I fatti si sono svolti tra la fine del 2023 e la primavera del 2024. Il professionista, in una posizione di responsabilità, ha in particolare documentato comportamenti inappropriati come richieste di appuntamenti fuori dall’orario lavorativo sin dall’ottobre 2023, nonché inviti inquietanti a indossare minigonne e messaggi di contenuto sessuale sempre più esplicito.

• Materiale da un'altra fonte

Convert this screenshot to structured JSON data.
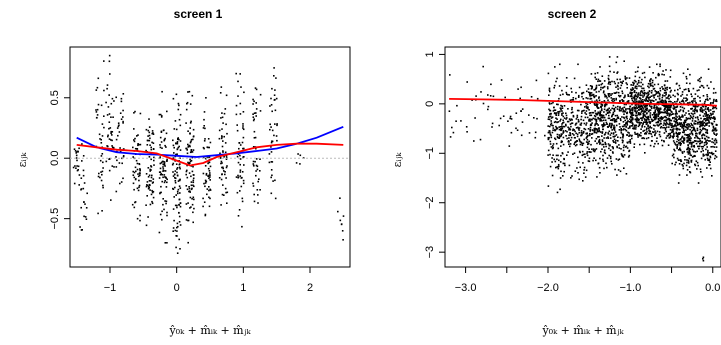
{
  "chart_data": [
    {
      "type": "scatter",
      "title": "screen 1",
      "xlabel": "ŷ₀ₖ + m̂ᵢₖ + m̂ⱼₖ",
      "ylabel": "εᵢⱼₖ",
      "xlim": [
        -1.6,
        2.6
      ],
      "ylim": [
        -0.9,
        0.92
      ],
      "xticks": [
        -1,
        0,
        1,
        2
      ],
      "yticks": [
        -0.5,
        0.0,
        0.5
      ],
      "xtick_labels": [
        "−1",
        "0",
        "1",
        "2"
      ],
      "ytick_labels": [
        "−0.5",
        "0.0",
        "0.5"
      ],
      "grid": false,
      "reference_line_y": 0.0,
      "point_color": "#000000",
      "scatter_clusters": [
        {
          "x": -1.5,
          "y_min": -0.3,
          "y_max": 0.2,
          "n": 20
        },
        {
          "x": -1.4,
          "y_min": -0.75,
          "y_max": 0.15,
          "n": 22
        },
        {
          "x": -1.15,
          "y_min": -0.5,
          "y_max": 0.85,
          "n": 40
        },
        {
          "x": -1.0,
          "y_min": -0.45,
          "y_max": 0.88,
          "n": 40
        },
        {
          "x": -0.85,
          "y_min": -0.35,
          "y_max": 0.7,
          "n": 35
        },
        {
          "x": -0.6,
          "y_min": -0.55,
          "y_max": 0.45,
          "n": 60
        },
        {
          "x": -0.4,
          "y_min": -0.6,
          "y_max": 0.5,
          "n": 70
        },
        {
          "x": -0.2,
          "y_min": -0.7,
          "y_max": 0.55,
          "n": 80
        },
        {
          "x": 0.0,
          "y_min": -0.88,
          "y_max": 0.6,
          "n": 110
        },
        {
          "x": 0.2,
          "y_min": -0.8,
          "y_max": 0.55,
          "n": 90
        },
        {
          "x": 0.45,
          "y_min": -0.6,
          "y_max": 0.5,
          "n": 60
        },
        {
          "x": 0.7,
          "y_min": -0.55,
          "y_max": 0.65,
          "n": 55
        },
        {
          "x": 0.95,
          "y_min": -0.6,
          "y_max": 0.7,
          "n": 55
        },
        {
          "x": 1.2,
          "y_min": -0.5,
          "y_max": 0.75,
          "n": 45
        },
        {
          "x": 1.45,
          "y_min": -0.45,
          "y_max": 0.85,
          "n": 40
        },
        {
          "x": 1.85,
          "y_min": -0.05,
          "y_max": 0.1,
          "n": 5
        },
        {
          "x": 2.45,
          "y_min": -0.8,
          "y_max": -0.2,
          "n": 8
        }
      ],
      "series": [
        {
          "color": "#0000ff",
          "x": [
            -1.5,
            -1.2,
            -0.9,
            -0.6,
            -0.3,
            0.0,
            0.3,
            0.6,
            0.9,
            1.2,
            1.5,
            1.8,
            2.1,
            2.5
          ],
          "y": [
            0.17,
            0.09,
            0.05,
            0.035,
            0.03,
            0.02,
            0.01,
            0.025,
            0.04,
            0.06,
            0.08,
            0.12,
            0.17,
            0.26
          ]
        },
        {
          "color": "#ff0000",
          "x": [
            -1.5,
            -1.2,
            -0.9,
            -0.6,
            -0.3,
            0.0,
            0.2,
            0.4,
            0.6,
            0.9,
            1.2,
            1.5,
            1.8,
            2.1,
            2.5
          ],
          "y": [
            0.11,
            0.09,
            0.07,
            0.06,
            0.04,
            -0.02,
            -0.06,
            -0.04,
            0.01,
            0.05,
            0.09,
            0.11,
            0.12,
            0.12,
            0.11
          ]
        }
      ]
    },
    {
      "type": "scatter",
      "title": "screen 2",
      "xlabel": "ŷ₀ₖ + m̂ᵢₖ + m̂ⱼₖ",
      "ylabel": "εᵢⱼₖ",
      "xlim": [
        -3.25,
        0.1
      ],
      "ylim": [
        -3.3,
        1.15
      ],
      "xticks": [
        -3.0,
        -2.5,
        -2.0,
        -1.5,
        -1.0,
        -0.5,
        0.0
      ],
      "yticks": [
        -3,
        -2,
        -1,
        0,
        1
      ],
      "xtick_labels": [
        "−3.0",
        "",
        "−2.0",
        "",
        "−1.0",
        "",
        "0.0"
      ],
      "ytick_labels": [
        "−3",
        "−2",
        "−1",
        "0",
        "1"
      ],
      "grid": false,
      "point_color": "#000000",
      "scatter_clusters": [
        {
          "x_min": -3.2,
          "x_max": -2.0,
          "y_min": -1.1,
          "y_max": 0.9,
          "n": 60
        },
        {
          "x_min": -2.0,
          "x_max": -1.5,
          "y_min": -1.8,
          "y_max": 0.8,
          "n": 400
        },
        {
          "x_min": -1.5,
          "x_max": -1.0,
          "y_min": -1.5,
          "y_max": 0.95,
          "n": 600
        },
        {
          "x_min": -1.0,
          "x_max": -0.5,
          "y_min": -1.0,
          "y_max": 0.8,
          "n": 700
        },
        {
          "x_min": -0.5,
          "x_max": 0.05,
          "y_min": -1.6,
          "y_max": 0.7,
          "n": 700
        },
        {
          "x_min": -0.15,
          "x_max": 0.0,
          "y_min": -3.2,
          "y_max": -3.1,
          "n": 3
        }
      ],
      "series": [
        {
          "color": "#ff0000",
          "x": [
            -3.2,
            -2.8,
            -2.4,
            -2.0,
            -1.6,
            -1.2,
            -0.8,
            -0.4,
            -0.1,
            0.05
          ],
          "y": [
            0.1,
            0.09,
            0.08,
            0.06,
            0.04,
            0.02,
            0.0,
            -0.01,
            -0.02,
            -0.04
          ]
        }
      ]
    }
  ]
}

Il dossier e le segnalazioni
La vittima, assistita da una consigliera di fiducia all’interno dell’azienda, ha infine denunciato gli abusi al direttore delle risorse umane il 2 aprile 2024. L’accusa principale contro l’ingegnere comprendeva molestie sessuali e violenza psicologica. Il tribunale ha stabilito che il comportamento del capoufficio andava oltre il semplice corteggiamento e si configurava come un “comportamento lesivo”.
La sentenza del giudice
Il giudice, nella sua sentenza, ha chiarito che “il baricentro della tutela contro le discriminazioni sessuali poggia sul contenuto oggettivo della condotta”. È emerso che non è necessaria l’intenzione di molestare da parte dell’autore; è sufficiente che il comportamento sia percepito come indesiderato dalla vittima, provocando un effetto lesivo sulla sua dignità. Questo caso interrompe una mentalità pericolosa e delinea l’importanza della percezione soggettiva nella definizione di molestie sessuali.
Indagini penali in corso
Chiusa la causa civile, attualmente sono in corso indagini penali in seguito alla denuncia presentata dalla donna. Il caso ha suscitato un ampio dibattito sul tema delle molestie sul lavoro in Italia, mettendo in risalto la necessità di una maggiore tutela per le vittime e l’implementazione di politiche più severe contro comportamenti inappropriati nel contesto lavorativo.